Planta é da família da juta
No Brasil, a planta é desconhecida pelo nome morféia. A espécie mais parecida cultivada aqui tem destino bem diferente daquela consumida em larga escala pelos japoneses: trata-se da juta, cultivada acima de tudo no Norte do País para obtenção de fibra. Segundo Paulo Guilherme Ribeiro, pesquisador da área de Fitotecnia do Instituto Agronômico do Paraná (Iapar), o vegetal (que tem o nome científico de Corchorus olitorius) é conhecido há muitos séculos pelos egípcios, que a cultivavam à margem do Nilo. Era cultivada também pelos indianos.
Atualmente, tudo indica que o seu principal destino no mundo é a obtenção de fibras. Em determinadas regiões da Índia é utilizada, inclusive, na cobertura de moradias. Seus caules e troncos também servem como lenha, além de serem muito usados em cercas. A espécie é da família dos hibiscos, por isso apresenta riscos de pragas similares, como o nematóide (o mesmo que ataca o café). Inclusive é preciso cuidado, pois alguns hibiscos são hospedeiros do bicudo do algodão, alerta Paulo Guilherme.

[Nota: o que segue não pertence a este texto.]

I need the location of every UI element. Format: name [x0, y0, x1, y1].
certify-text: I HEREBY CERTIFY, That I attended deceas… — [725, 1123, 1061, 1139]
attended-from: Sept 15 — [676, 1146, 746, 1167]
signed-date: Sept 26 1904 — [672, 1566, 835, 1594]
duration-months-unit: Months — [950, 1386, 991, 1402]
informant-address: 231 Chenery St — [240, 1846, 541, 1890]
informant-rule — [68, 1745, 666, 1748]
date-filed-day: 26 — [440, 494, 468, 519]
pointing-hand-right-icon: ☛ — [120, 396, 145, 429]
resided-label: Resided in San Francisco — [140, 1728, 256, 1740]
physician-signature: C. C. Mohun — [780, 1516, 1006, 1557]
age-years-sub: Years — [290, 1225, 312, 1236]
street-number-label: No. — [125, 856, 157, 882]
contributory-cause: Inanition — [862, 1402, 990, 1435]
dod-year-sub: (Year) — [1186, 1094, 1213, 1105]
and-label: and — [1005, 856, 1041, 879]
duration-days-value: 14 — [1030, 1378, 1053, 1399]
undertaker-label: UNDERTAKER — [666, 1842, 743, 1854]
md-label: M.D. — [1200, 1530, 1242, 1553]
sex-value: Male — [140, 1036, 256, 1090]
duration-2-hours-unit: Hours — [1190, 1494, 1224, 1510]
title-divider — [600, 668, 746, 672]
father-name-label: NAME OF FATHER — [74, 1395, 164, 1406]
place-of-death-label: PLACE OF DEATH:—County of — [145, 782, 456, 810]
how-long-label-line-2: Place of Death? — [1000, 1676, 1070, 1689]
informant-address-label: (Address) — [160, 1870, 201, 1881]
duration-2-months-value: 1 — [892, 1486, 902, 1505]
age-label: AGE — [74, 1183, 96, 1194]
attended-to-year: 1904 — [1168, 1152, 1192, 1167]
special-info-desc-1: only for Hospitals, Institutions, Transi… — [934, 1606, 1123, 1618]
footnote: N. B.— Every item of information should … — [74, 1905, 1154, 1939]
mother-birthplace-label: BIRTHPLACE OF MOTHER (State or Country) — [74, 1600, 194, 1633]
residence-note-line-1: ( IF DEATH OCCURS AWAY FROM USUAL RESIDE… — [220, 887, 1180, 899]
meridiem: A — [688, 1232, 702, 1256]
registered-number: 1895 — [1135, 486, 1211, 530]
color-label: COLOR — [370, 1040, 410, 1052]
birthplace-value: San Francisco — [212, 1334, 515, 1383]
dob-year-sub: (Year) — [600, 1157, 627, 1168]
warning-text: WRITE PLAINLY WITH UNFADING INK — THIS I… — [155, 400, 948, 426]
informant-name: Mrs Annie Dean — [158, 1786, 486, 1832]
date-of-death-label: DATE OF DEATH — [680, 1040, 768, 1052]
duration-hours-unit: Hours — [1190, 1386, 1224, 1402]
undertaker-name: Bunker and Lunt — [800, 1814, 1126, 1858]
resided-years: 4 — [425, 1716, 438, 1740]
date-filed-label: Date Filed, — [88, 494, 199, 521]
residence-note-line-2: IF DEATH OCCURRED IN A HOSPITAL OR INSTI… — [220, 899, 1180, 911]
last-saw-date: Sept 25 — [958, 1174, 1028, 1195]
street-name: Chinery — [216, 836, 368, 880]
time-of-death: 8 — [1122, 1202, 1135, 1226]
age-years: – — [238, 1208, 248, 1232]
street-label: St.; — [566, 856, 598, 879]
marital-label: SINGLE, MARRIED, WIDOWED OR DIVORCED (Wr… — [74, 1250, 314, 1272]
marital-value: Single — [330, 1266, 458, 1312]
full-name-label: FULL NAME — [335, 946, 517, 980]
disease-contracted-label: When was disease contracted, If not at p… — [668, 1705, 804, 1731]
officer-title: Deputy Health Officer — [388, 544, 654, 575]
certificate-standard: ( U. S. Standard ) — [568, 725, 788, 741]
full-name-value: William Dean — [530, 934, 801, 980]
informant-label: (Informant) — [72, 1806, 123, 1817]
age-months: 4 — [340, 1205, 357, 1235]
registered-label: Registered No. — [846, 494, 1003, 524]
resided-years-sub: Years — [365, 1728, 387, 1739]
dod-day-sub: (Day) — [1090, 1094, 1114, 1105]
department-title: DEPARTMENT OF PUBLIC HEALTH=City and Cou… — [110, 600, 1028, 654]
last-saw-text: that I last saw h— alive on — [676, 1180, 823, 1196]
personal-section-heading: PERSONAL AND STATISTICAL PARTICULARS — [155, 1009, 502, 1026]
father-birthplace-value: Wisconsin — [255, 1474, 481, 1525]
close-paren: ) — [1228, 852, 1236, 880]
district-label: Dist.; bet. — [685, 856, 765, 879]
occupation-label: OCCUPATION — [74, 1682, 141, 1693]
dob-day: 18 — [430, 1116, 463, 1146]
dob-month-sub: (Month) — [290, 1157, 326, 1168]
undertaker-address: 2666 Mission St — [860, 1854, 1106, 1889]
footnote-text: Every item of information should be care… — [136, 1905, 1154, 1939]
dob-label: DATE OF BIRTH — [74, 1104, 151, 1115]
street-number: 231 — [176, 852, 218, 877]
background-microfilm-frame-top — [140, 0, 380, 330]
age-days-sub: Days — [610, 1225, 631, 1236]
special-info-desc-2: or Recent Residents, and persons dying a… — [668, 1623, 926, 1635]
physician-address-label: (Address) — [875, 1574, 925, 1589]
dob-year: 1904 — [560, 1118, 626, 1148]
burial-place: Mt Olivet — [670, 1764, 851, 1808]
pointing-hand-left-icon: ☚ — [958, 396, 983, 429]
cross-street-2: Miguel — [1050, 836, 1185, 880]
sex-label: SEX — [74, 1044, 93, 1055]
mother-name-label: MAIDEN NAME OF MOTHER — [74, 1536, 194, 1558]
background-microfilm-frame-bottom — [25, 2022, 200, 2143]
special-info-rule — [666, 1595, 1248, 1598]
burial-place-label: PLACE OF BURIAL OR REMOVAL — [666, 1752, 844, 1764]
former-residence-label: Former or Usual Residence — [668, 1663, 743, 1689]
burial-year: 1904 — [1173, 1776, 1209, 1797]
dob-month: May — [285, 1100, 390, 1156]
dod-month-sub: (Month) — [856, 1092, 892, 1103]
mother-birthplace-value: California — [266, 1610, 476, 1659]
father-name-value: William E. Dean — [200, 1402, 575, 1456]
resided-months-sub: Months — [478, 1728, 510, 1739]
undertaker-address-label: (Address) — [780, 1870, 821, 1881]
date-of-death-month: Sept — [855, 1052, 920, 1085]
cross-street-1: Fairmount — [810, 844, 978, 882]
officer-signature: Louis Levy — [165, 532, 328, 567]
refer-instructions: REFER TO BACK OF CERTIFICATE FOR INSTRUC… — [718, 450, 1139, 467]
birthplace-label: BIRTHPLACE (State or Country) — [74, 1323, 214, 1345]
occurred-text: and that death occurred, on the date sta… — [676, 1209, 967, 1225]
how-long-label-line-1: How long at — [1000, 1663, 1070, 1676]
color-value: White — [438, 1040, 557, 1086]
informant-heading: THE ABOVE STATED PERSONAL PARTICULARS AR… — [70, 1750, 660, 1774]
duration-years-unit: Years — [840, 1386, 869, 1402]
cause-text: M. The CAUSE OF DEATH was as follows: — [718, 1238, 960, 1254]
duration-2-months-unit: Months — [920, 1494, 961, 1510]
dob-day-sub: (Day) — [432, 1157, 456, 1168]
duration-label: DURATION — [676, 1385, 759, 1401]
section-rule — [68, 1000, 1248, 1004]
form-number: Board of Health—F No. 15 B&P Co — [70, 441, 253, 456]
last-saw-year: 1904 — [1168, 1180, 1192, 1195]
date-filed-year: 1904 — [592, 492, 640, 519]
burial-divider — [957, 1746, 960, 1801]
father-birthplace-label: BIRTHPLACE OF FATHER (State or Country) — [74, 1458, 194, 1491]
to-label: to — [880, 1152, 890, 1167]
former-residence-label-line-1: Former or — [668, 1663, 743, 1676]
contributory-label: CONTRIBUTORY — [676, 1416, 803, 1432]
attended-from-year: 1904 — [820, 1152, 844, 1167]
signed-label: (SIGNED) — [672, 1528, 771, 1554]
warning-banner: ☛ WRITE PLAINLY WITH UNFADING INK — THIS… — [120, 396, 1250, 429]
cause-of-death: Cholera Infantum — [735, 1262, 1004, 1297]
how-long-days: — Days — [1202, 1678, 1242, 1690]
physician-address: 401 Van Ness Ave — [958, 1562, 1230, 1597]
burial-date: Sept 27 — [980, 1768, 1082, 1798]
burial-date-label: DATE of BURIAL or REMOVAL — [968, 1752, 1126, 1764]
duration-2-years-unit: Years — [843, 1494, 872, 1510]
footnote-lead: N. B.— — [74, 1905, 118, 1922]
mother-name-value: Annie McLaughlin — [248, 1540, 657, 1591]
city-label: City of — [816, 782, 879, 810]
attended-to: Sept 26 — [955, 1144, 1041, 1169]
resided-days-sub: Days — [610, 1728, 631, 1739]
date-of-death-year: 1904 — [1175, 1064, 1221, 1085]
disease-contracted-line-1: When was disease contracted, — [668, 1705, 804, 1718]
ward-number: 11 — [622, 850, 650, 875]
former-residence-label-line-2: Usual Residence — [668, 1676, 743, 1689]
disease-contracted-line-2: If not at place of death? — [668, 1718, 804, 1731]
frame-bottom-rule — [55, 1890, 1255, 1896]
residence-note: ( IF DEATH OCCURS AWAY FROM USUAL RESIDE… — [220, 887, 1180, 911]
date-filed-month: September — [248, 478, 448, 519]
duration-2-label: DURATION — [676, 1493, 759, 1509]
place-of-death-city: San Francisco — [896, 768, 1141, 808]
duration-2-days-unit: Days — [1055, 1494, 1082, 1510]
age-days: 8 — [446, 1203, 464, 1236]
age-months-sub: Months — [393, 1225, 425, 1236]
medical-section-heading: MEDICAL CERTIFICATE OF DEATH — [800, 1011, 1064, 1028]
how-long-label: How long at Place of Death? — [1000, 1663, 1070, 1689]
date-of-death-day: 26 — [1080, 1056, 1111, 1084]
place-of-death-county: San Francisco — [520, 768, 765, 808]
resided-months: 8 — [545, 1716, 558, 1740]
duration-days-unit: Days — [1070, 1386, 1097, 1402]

Do ponto de vista medicinal, a única informação que consta no banco de dados científicos do Iapar (que reúne trabalhos publicados no mundo todo) é seu efeito positivo sobre o controle do colesterol. Em determinadas regiões, a planta é cultivada no fundo do quintal para que as folhas - ricas em vitamina C - sirvam de alimento, tanto humano como animal. Porém, as sementes têm substâncias de efeito tóxico nos ruminantes, causando danos no coração destes animais, afirma o pesquisador.
Como a espécie ainda é novidade por aqui, o produtor Yukio Fukuda forneceu algumas sementes da planta para os pesquisadores do Iapar, que no momento acompanham seu comportamento nos canteiros do Instituto. Segundo Paulo Guilherme, o desenvolvimento vegetativo, até agora, foi bastante satisfatório. (S. L.)